Et il regarda Madeleine. Madeleine gisait, toujours inanimée, au fond du traîneau, et M. de Morlux n’osait plus fixer les yeux sur sa belle tête décolorée. Tout à coup encore les étoiles, comme disait Hermann, s’enflammèrent dans la nuit, et des masses noires bondirent silencieuses aux deux côtés du traîneau : c’étaient les loups !
– Maître, dit alors Hermann, quand on a fait une faute, il faut la réparer à tout prix…
– Que veux-tu dire ? fit le vicomte frissonnant.
– Vous avez, il y a quelques jours, arraché Madeleine aux loups… il faut la leur rendre.
– Tais-toi, malheureux ! tais-toi ! murmura M. de Morlux.
– Dans une heure, il n’en restera pas trace, poursuivit Hermann, qui sauta à l’intérieur du traîneau pour saisir Madeleine à bras-le-corps.

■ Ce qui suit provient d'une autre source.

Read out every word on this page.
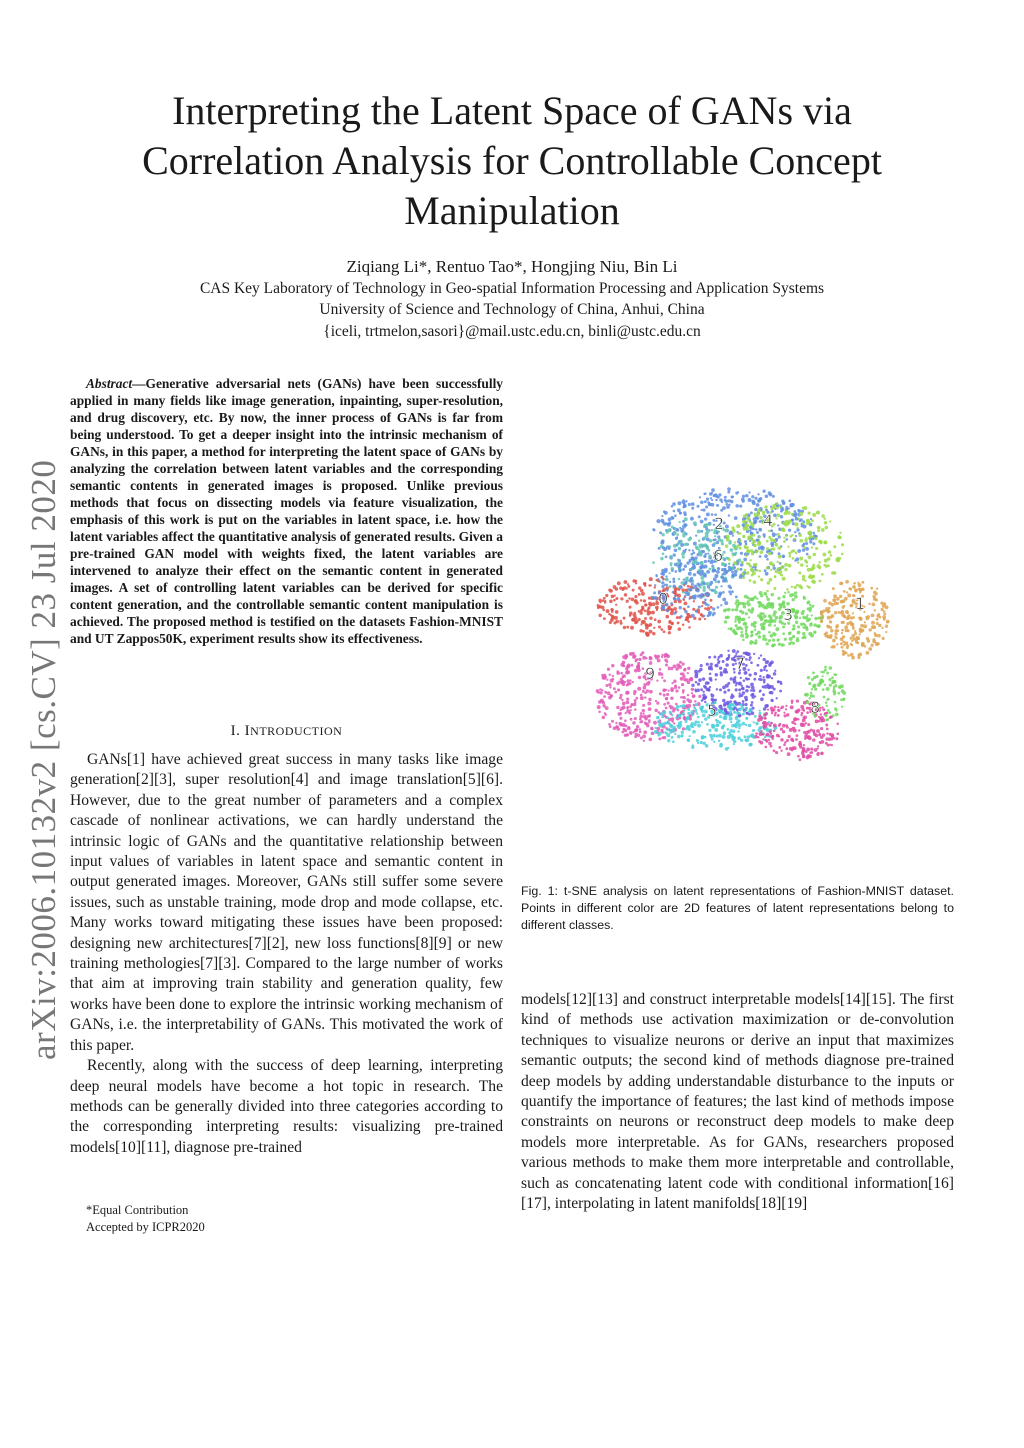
Interpreting the Latent Space of GANs via Correlation Analysis for Controllable Concept Manipulation
Ziqiang Li*, Rentuo Tao*, Hongjing Niu, Bin Li
CAS Key Laboratory of Technology in Geo-spatial Information Processing and Application Systems
University of Science and Technology of China, Anhui, China
{iceli, trtmelon,sasori}@mail.ustc.edu.cn, binli@ustc.edu.cn
arXiv:2006.10132v2 [cs.CV] 23 Jul 2020

Abstract—Generative adversarial nets (GANs) have been successfully applied in many fields like image generation, inpainting, super-resolution, and drug discovery, etc. By now, the inner process of GANs is far from being understood. To get a deeper insight into the intrinsic mechanism of GANs, in this paper, a method for interpreting the latent space of GANs by analyzing the correlation between latent variables and the corresponding semantic contents in generated images is proposed. Unlike previous methods that focus on dissecting models via feature visualization, the emphasis of this work is put on the variables in latent space, i.e. how the latent variables affect the quantitative analysis of generated results. Given a pre-trained GAN model with weights fixed, the latent variables are intervened to analyze their effect on the semantic content in generated images. A set of controlling latent variables can be derived for specific content generation, and the controllable semantic content manipulation is achieved. The proposed method is testified on the datasets Fashion-MNIST and UT Zappos50K, experiment results show its effectiveness.

I. INTRODUCTION

GANs[1] have achieved great success in many tasks like image generation[2][3], super resolution[4] and image translation[5][6]. However, due to the great number of parameters and a complex cascade of nonlinear activations, we can hardly understand the intrinsic logic of GANs and the quantitative relationship between input values of variables in latent space and semantic content in output generated images. Moreover, GANs still suffer some severe issues, such as unstable training, mode drop and mode collapse, etc. Many works toward mitigating these issues have been proposed: designing new architectures[7][2], new loss functions[8][9] or new training methologies[7][3]. Compared to the large number of works that aim at improving train stability and generation quality, few works have been done to explore the intrinsic working mechanism of GANs, i.e. the interpretability of GANs. This motivated the work of this paper.

Recently, along with the success of deep learning, interpreting deep neural models have become a hot topic in research. The methods can be generally divided into three categories according to the corresponding interpreting results: visualizing pre-trained models[10][11], diagnose pre-trained

*Equal Contribution
Accepted by ICPR2020
0	1
2
3
4
5
6
7
8
9
Fig. 1: t-SNE analysis on latent representations of Fashion-MNIST dataset. Points in different color are 2D features of latent representations belong to different classes.

models[12][13] and construct interpretable models[14][15]. The first kind of methods use activation maximization or de-convolution techniques to visualize neurons or derive an input that maximizes semantic outputs; the second kind of methods diagnose pre-trained deep models by adding understandable disturbance to the inputs or quantify the importance of features; the last kind of methods impose constraints on neurons or reconstruct deep models to make deep models more interpretable. As for GANs, researchers proposed various methods to make them more interpretable and controllable, such as concatenating latent code with conditional information[16][17], interpolating in latent manifolds[18][19]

– Arrête, misérable ! fit M. de Morlux.
– Voulez-vous donc toujours l’épouser ? ricana Hermann. Elle vous hait… et vous méprise !…
– Oh !
– Allons, mon maître, dit le misérable, une lueur de raison…
Et il souleva Madeleine.
– Non, non, dit M. de Morlux d’une voix étranglée, cette mort serait horrible… je préfère la tuer avant.
Et il posa le canon de l’un de ses pistolets sur la tempe de Madeleine endormie…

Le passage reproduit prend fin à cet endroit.